Уже на улице Елизар Елизарович сказал следующее:

— Уловили мысль больного?

— Что за вопрос.

— Так вот, он выражает ее открыто, и ему это сходит, потому что он больной человек. Больной, а находится в заключении, а не в психбольнице. Но если такие же слова во всеуслышанье скажет здоровый человек, допустим, кто-нибудь из икээловцев, его, я думаю, немедленно заберут из лагеря и сунут в «психушку». Если хотите узнать еще кое-что из парадоксов, сходите в «Индию».

«Индия» находилась в этой же зоне, но на отлете от остальных бараков. Это три длинных, наполовину вкопанных в землю помещения с земляными крышами. Издали они напоминали овощехранилища с духовыми трубами, из которых вместо пара течет, скручиваясь в зеленый жгут, дым. Содержались в них люди, получившие взамен смертного приговора двадцать пять лет заключения.

Я пришел в «Индию» незадолго до ужина один, хотя на вахте мне настойчиво советовали взять кого-нибудь из надзирателей, а то и двоих. Я сказал «хорошо», но пошел один. При надзирателях я бы ничего не услышал из того, что мне могли бы рассказать люди: уголовники, осужденные за убийства, бывшие фашистские палачи, шпионы, совершавшие в нашем тылу диверсии, приведшие к массовым жертвам, прямые изменники Родины, выдававшие врагу государственные секреты, и так далее. Нужно было посмотреть, в каких условиях они содержатся, как и чем живут, выслушать их вопросы и претензии к лагерной обслуге.

Изнутри землянка была похожа на длинную кубическую нору без окон. По обеим сторонам стен тянулись двухъярусные сплошные нары, в промежутке их — три длинных дощатых стола, которые разделяют большие чугунные печки с трубами, протянутыми почти под потолком и резко уходящими наружу. Было жарко, душно. Ощущение: попал в людской хлев, пропахший фекалиями и мочой. Маломощные лампочки почти не давали света, и читать можно было только под ними, устроившись на кромках нар, свесив ноги в сторону столов. Книги в руках я кое у кого заметил. Заметил еще, что справа от входа на нижних нарах группа в четыре человека резалась в карты, собрав вокруг себя зевак, а на первом столе вторая группа играла в слепленные из хлебного мякиша шахматы.
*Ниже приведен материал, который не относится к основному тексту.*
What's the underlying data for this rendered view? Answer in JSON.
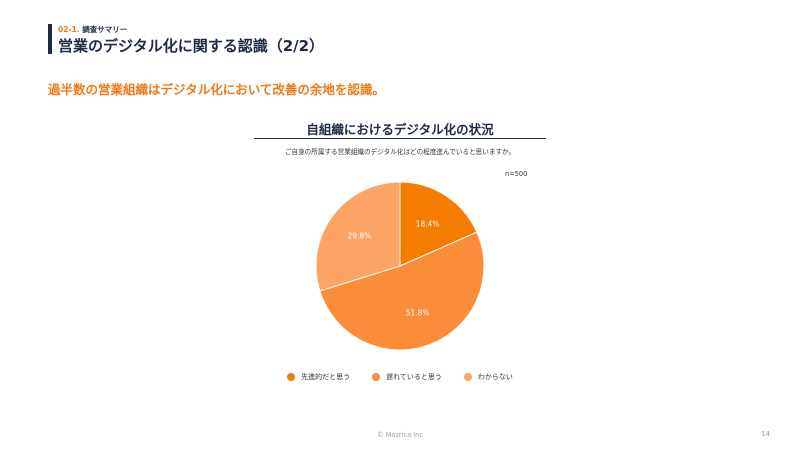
{
  "header": {
    "section_number": "02-1.",
    "section_name": "調査サマリー",
    "title": "営業のデジタル化に関する認識（2/2）"
  },
  "headline": "過半数の営業組織はデジタル化において改善の余地を認識。",
  "chart_data": {
    "type": "pie",
    "title": "自組織におけるデジタル化の状況",
    "subtitle": "ご自身の所属する営業組織のデジタル化はどの程度進んでいると思いますか。",
    "sample_size": "n=500",
    "categories": [
      "先進的だと思う",
      "遅れていると思う",
      "わからない"
    ],
    "values": [
      18.4,
      51.8,
      29.8
    ],
    "value_labels": [
      "18.4%",
      "51.8%",
      "29.8%"
    ],
    "colors": [
      "#f57c00",
      "#fb8c3a",
      "#fca466"
    ],
    "start_angle_deg": 0,
    "direction": "clockwise",
    "legend_position": "bottom"
  },
  "footer": {
    "copyright": "© Mazrica Inc",
    "page_number": "14"
  }
}
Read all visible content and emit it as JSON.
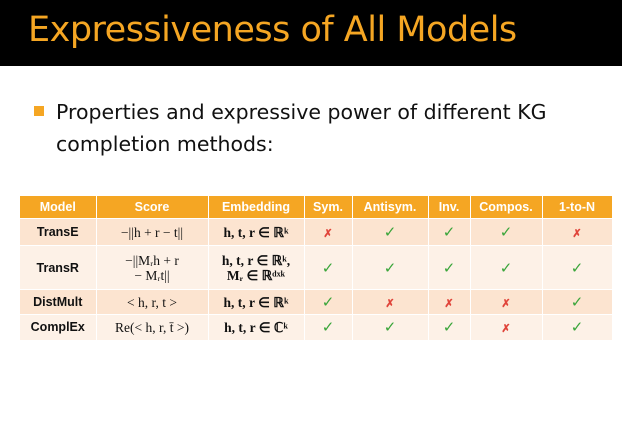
{
  "slide": {
    "title": "Expressiveness of All Models",
    "bullet": "Properties and expressive power of different KG completion methods:"
  },
  "table": {
    "headers": [
      "Model",
      "Score",
      "Embedding",
      "Sym.",
      "Antisym.",
      "Inv.",
      "Compos.",
      "1-to-N"
    ],
    "rows": [
      {
        "model": "TransE",
        "score": [
          "−||h + r − t||"
        ],
        "embedding": [
          "h, t, r ∈ ℝᵏ"
        ],
        "properties": [
          "✗",
          "✓",
          "✓",
          "✓",
          "✗"
        ]
      },
      {
        "model": "TransR",
        "score": [
          "−||Mᵣh + r",
          "− Mᵣt||"
        ],
        "embedding": [
          "h, t, r ∈ ℝᵏ,",
          "Mᵣ ∈ ℝᵈˣᵏ"
        ],
        "properties": [
          "✓",
          "✓",
          "✓",
          "✓",
          "✓"
        ]
      },
      {
        "model": "DistMult",
        "score": [
          "< h, r, t >"
        ],
        "embedding": [
          "h, t, r ∈ ℝᵏ"
        ],
        "properties": [
          "✓",
          "✗",
          "✗",
          "✗",
          "✓"
        ]
      },
      {
        "model": "ComplEx",
        "score": [
          "Re(< h, r, t̄ >)"
        ],
        "embedding": [
          "h, t, r ∈ ℂᵏ"
        ],
        "properties": [
          "✓",
          "✓",
          "✓",
          "✗",
          "✓"
        ]
      }
    ]
  },
  "colors": {
    "accent": "#f5a623",
    "check": "#3aa53a",
    "cross": "#e0443a"
  }
}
Больше я ничего не успел разглядеть. Кто-то выключил свет, и барак погрузился в темноту. Затем чей-то хриплый, как у туберкулезника, голос сказал:

— Свежатина пришла. Похаваем сёдни на ночь глядя. Второй голос, густой, басистый:

— Встаньте кто-нибудь за спиной, а то удерёт.

— Уже стоим, — раздалось за спиной. — Брать?
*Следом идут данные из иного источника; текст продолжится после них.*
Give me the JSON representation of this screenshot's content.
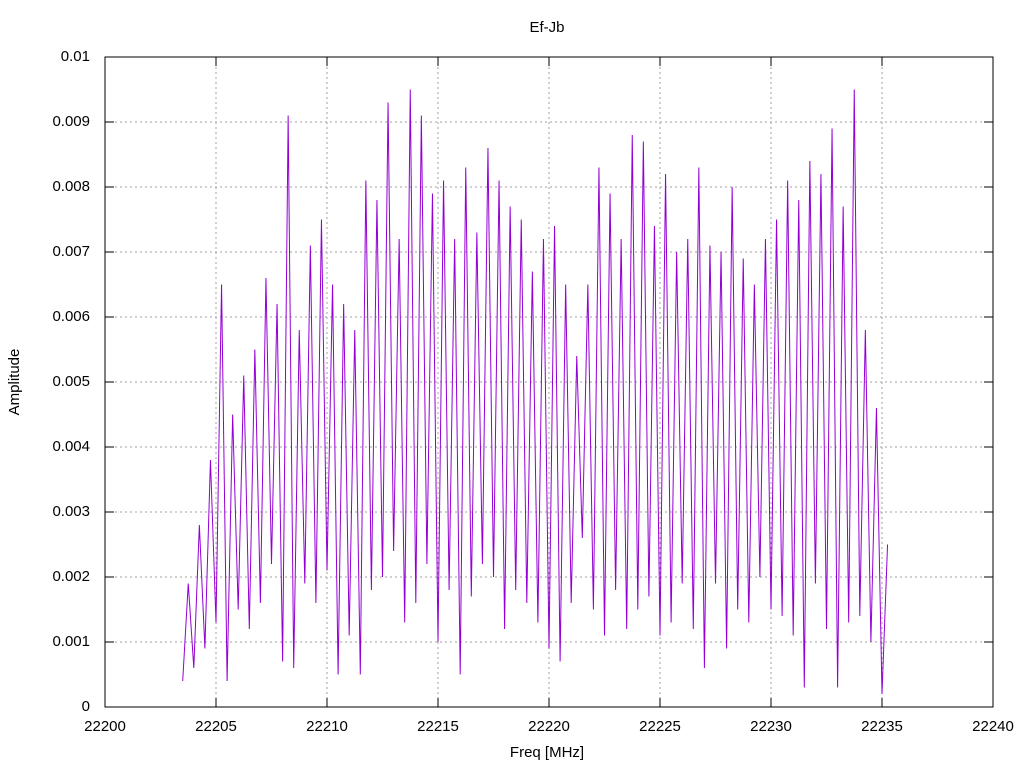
{
  "chart_data": {
    "type": "line",
    "title": "Ef-Jb",
    "xlabel": "Freq [MHz]",
    "ylabel": "Amplitude",
    "xlim": [
      22200,
      22240
    ],
    "xticks": [
      22200,
      22205,
      22210,
      22215,
      22220,
      22225,
      22230,
      22235,
      22240
    ],
    "ylim": [
      0,
      0.01
    ],
    "yticks": [
      0,
      0.001,
      0.002,
      0.003,
      0.004,
      0.005,
      0.006,
      0.007,
      0.008,
      0.009,
      0.01
    ],
    "grid": true,
    "series": [
      {
        "color": "#9400d3",
        "x": [
          22203.5,
          22203.75,
          22204,
          22204.25,
          22204.5,
          22204.75,
          22205,
          22205.25,
          22205.5,
          22205.75,
          22206,
          22206.25,
          22206.5,
          22206.75,
          22207,
          22207.25,
          22207.5,
          22207.75,
          22208,
          22208.25,
          22208.5,
          22208.75,
          22209,
          22209.25,
          22209.5,
          22209.75,
          22210,
          22210.25,
          22210.5,
          22210.75,
          22211,
          22211.25,
          22211.5,
          22211.75,
          22212,
          22212.25,
          22212.5,
          22212.75,
          22213,
          22213.25,
          22213.5,
          22213.75,
          22214,
          22214.25,
          22214.5,
          22214.75,
          22215,
          22215.25,
          22215.5,
          22215.75,
          22216,
          22216.25,
          22216.5,
          22216.75,
          22217,
          22217.25,
          22217.5,
          22217.75,
          22218,
          22218.25,
          22218.5,
          22218.75,
          22219,
          22219.25,
          22219.5,
          22219.75,
          22220,
          22220.25,
          22220.5,
          22220.75,
          22221,
          22221.25,
          22221.5,
          22221.75,
          22222,
          22222.25,
          22222.5,
          22222.75,
          22223,
          22223.25,
          22223.5,
          22223.75,
          22224,
          22224.25,
          22224.5,
          22224.75,
          22225,
          22225.25,
          22225.5,
          22225.75,
          22226,
          22226.25,
          22226.5,
          22226.75,
          22227,
          22227.25,
          22227.5,
          22227.75,
          22228,
          22228.25,
          22228.5,
          22228.75,
          22229,
          22229.25,
          22229.5,
          22229.75,
          22230,
          22230.25,
          22230.5,
          22230.75,
          22231,
          22231.25,
          22231.5,
          22231.75,
          22232,
          22232.25,
          22232.5,
          22232.75,
          22233,
          22233.25,
          22233.5,
          22233.75,
          22234,
          22234.25,
          22234.5,
          22234.75,
          22235,
          22235.25
        ],
        "values": [
          0.0004,
          0.0019,
          0.0006,
          0.0028,
          0.0009,
          0.0038,
          0.0013,
          0.0065,
          0.0004,
          0.0045,
          0.0015,
          0.0051,
          0.0012,
          0.0055,
          0.0016,
          0.0066,
          0.0022,
          0.0062,
          0.0007,
          0.0091,
          0.0006,
          0.0058,
          0.0019,
          0.0071,
          0.0016,
          0.0075,
          0.0021,
          0.0065,
          0.0005,
          0.0062,
          0.0011,
          0.0058,
          0.0005,
          0.0081,
          0.0018,
          0.0078,
          0.002,
          0.0093,
          0.0024,
          0.0072,
          0.0013,
          0.0095,
          0.0016,
          0.0091,
          0.0022,
          0.0079,
          0.001,
          0.0081,
          0.0018,
          0.0072,
          0.0005,
          0.0083,
          0.0017,
          0.0073,
          0.0022,
          0.0086,
          0.002,
          0.0081,
          0.0012,
          0.0077,
          0.0018,
          0.0075,
          0.0016,
          0.0067,
          0.0013,
          0.0072,
          0.0009,
          0.0074,
          0.0007,
          0.0065,
          0.0016,
          0.0054,
          0.0026,
          0.0065,
          0.0015,
          0.0083,
          0.0011,
          0.0079,
          0.0018,
          0.0072,
          0.0012,
          0.0088,
          0.0015,
          0.0087,
          0.0017,
          0.0074,
          0.0011,
          0.0082,
          0.0013,
          0.007,
          0.0019,
          0.0072,
          0.0012,
          0.0083,
          0.0006,
          0.0071,
          0.0019,
          0.007,
          0.0009,
          0.008,
          0.0015,
          0.0069,
          0.0013,
          0.0065,
          0.002,
          0.0072,
          0.0015,
          0.0075,
          0.0014,
          0.0081,
          0.0011,
          0.0078,
          0.0003,
          0.0084,
          0.0019,
          0.0082,
          0.0012,
          0.0089,
          0.0003,
          0.0077,
          0.0013,
          0.0095,
          0.0014,
          0.0058,
          0.001,
          0.0046,
          0.0002,
          0.0025
        ]
      }
    ]
  }
}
— Взять всегда успеем, надо проверить, не привел ли хвоста. Не разглядели, навар будет?

— Не так чтобы очень, но жрать можно. Кости молодые, расхрумкаем.

И это все про меня, обо мне. И если бы я не слышал про подобного рода розыгрыши смертельно скучающих людей, наверное, намочил бы штаны. Особенно от слов, что меня можно сожрать. Сердчишко мое при этом лишь один раз гулко стукнуло в груди, но голос подвел. Хотел сказать бодренько, но, споткнувшись на вдохе, едва выдавил из себя:

— Включите... кхгм... свет, а то... кхгм... сожрете и не узнаете, зачем пришел.

— И то верно, — донесся тот же бас. — Будет потом совесть мучить. Включайте, мужики!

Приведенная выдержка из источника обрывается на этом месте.